Chuck Baltazar

Personal information
- Born: May 22, 1947 (age 79) Fort Morgan, Colorado, United States
- Occupation: Jockey

Horse racing career
- Sport: Horse racing
- Career wins: 2,912

Major racing wins
- Jennings Handicap (1965, 1966, 1968, 1975) Adirondack Stakes (1968) Arlington-Washington Lassie Stakes (1968) John B. Campbell Handicap (1968, 1970) Stuyvesant Handicap (1968) Gallorette Handicap (1969) Bay Shore Stakes (1970) Canadian International Stakes (1970) Distaff Handicap (1970, 1972) Excelsior Handicap (1970) Juvenile Stakes (1970, 1973) Long Island Handicap (1970) Paumonok Handicap (1970) Prioress Stakes (1970) Roamer Handicap (1970) Vagrancy Handicap (1970) Arlington Classic (1971) Bed O' Roses Handicap (1971) Bowling Green Handicap (1971) Edgemere Handicap (1971) Hialeah Turf Cup Handicap (1971) National Stallion Stakes (filly division) (1971) Palm Beach Handicap (1971) Spinaway Stakes (1971) Test Stakes (1971) Wood Memorial Stakes (1971) Youthful Stakes (1971, 1973) Gotham Stakes (1972) Knickerbocker Handicap (1973) Remsen Stakes (1973) Tremont Stakes (1973, 1974) Sanford Stakes (1974) James W. Murphy Stakes (1975) Shirley Jones Handicap (1976) Clement L. Hirsch Handicap (1977) Baldwin Stakes (1979) Desert Vixen Stakes (1982) Dr.
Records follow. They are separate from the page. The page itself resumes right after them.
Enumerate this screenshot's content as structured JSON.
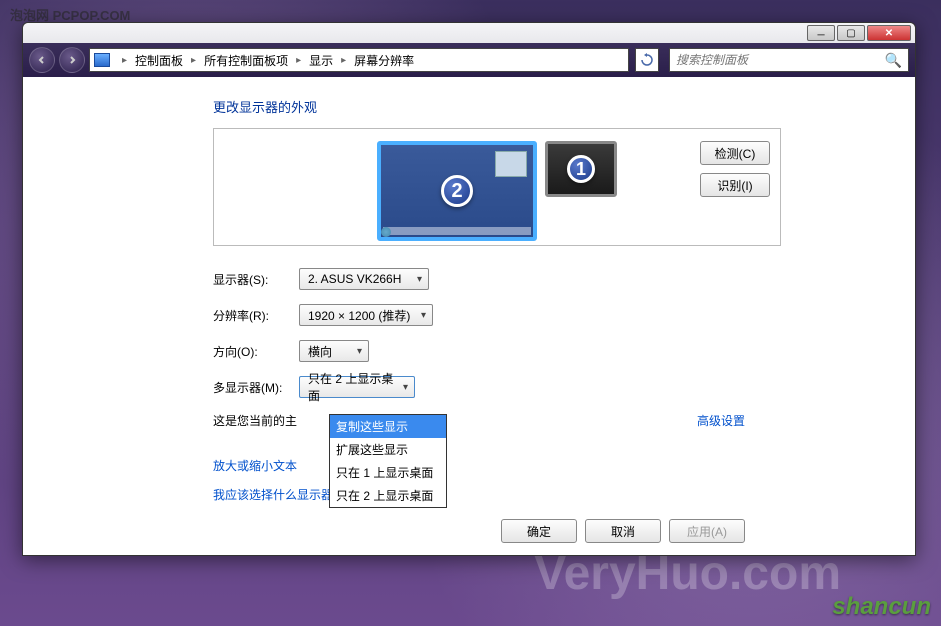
{
  "watermarks": {
    "pcpop": "泡泡网 PCPOP.COM",
    "veryhuo": "VeryHuo.com",
    "shancun": "shancun"
  },
  "breadcrumb": {
    "items": [
      "控制面板",
      "所有控制面板项",
      "显示",
      "屏幕分辨率"
    ]
  },
  "search": {
    "placeholder": "搜索控制面板"
  },
  "page": {
    "title": "更改显示器的外观"
  },
  "monitors": {
    "primary": "2",
    "secondary": "1"
  },
  "buttons": {
    "detect": "检测(C)",
    "identify": "识别(I)",
    "ok": "确定",
    "cancel": "取消",
    "apply": "应用(A)"
  },
  "form": {
    "display_label": "显示器(S):",
    "display_value": "2. ASUS VK266H",
    "resolution_label": "分辨率(R):",
    "resolution_value": "1920 × 1200 (推荐)",
    "orientation_label": "方向(O):",
    "orientation_value": "横向",
    "multimon_label": "多显示器(M):",
    "multimon_value": "只在 2 上显示桌面"
  },
  "dropdown": {
    "items": [
      "复制这些显示",
      "扩展这些显示",
      "只在 1 上显示桌面",
      "只在 2 上显示桌面"
    ],
    "selected_index": 0
  },
  "status": {
    "current_main": "这是您当前的主",
    "advanced": "高级设置"
  },
  "links": {
    "text_size": "放大或缩小文本",
    "help": "我应该选择什么显示器设置?"
  }
}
Fager Stakes (1982, 1987) Criterium Stakes (1982) My Dear Girl Stakes (1982) Susan's Girl Stakes (1982) Affirmed Stakes (1983) Skip Away Handicap (1987)

Significant horses
- Drumtop, In Reality, Office Queen, Numbered Account, Process Shot, Riva Ridge, Foolish Pleasure

= Chuck Baltazar =

American horse jockey

Charles S. Baltazar (born May 22, 1947, in Fort Morgan, Colorado)
is a retired American Thoroughbred horse racing jockey who rode regularly from 1964 to 1990. After retiring he became a participant in Western disciplines as a non-professional in National Reined Cow Horse Association events.

==Riding career==
Chuck Baltazar began riding in 1964 in Nebraska then in 1965 went east to Detroit and soon to tracks on the East Coast. In 1971, he rode the two-year-old Riva Ridge in his first four races before Ron Turcotte took over.
On December 15, 1969, Chuck Baltazar broke all Maryland riding records when he rode home seven consecutive winners at Laurel Park racetrack.
 Baltazar had two starts in each of the U.S. Triple Crown series. His best result in the Kentucky Derby came in the 1972 running when he rode Freetex to a sixth-place finish. In the Preakness Stakes his best result a fourth aboard Sound Off in the 1971 edition. His seventh place in the 1972 Belmont Stakes, again aboard Freetex, was his best.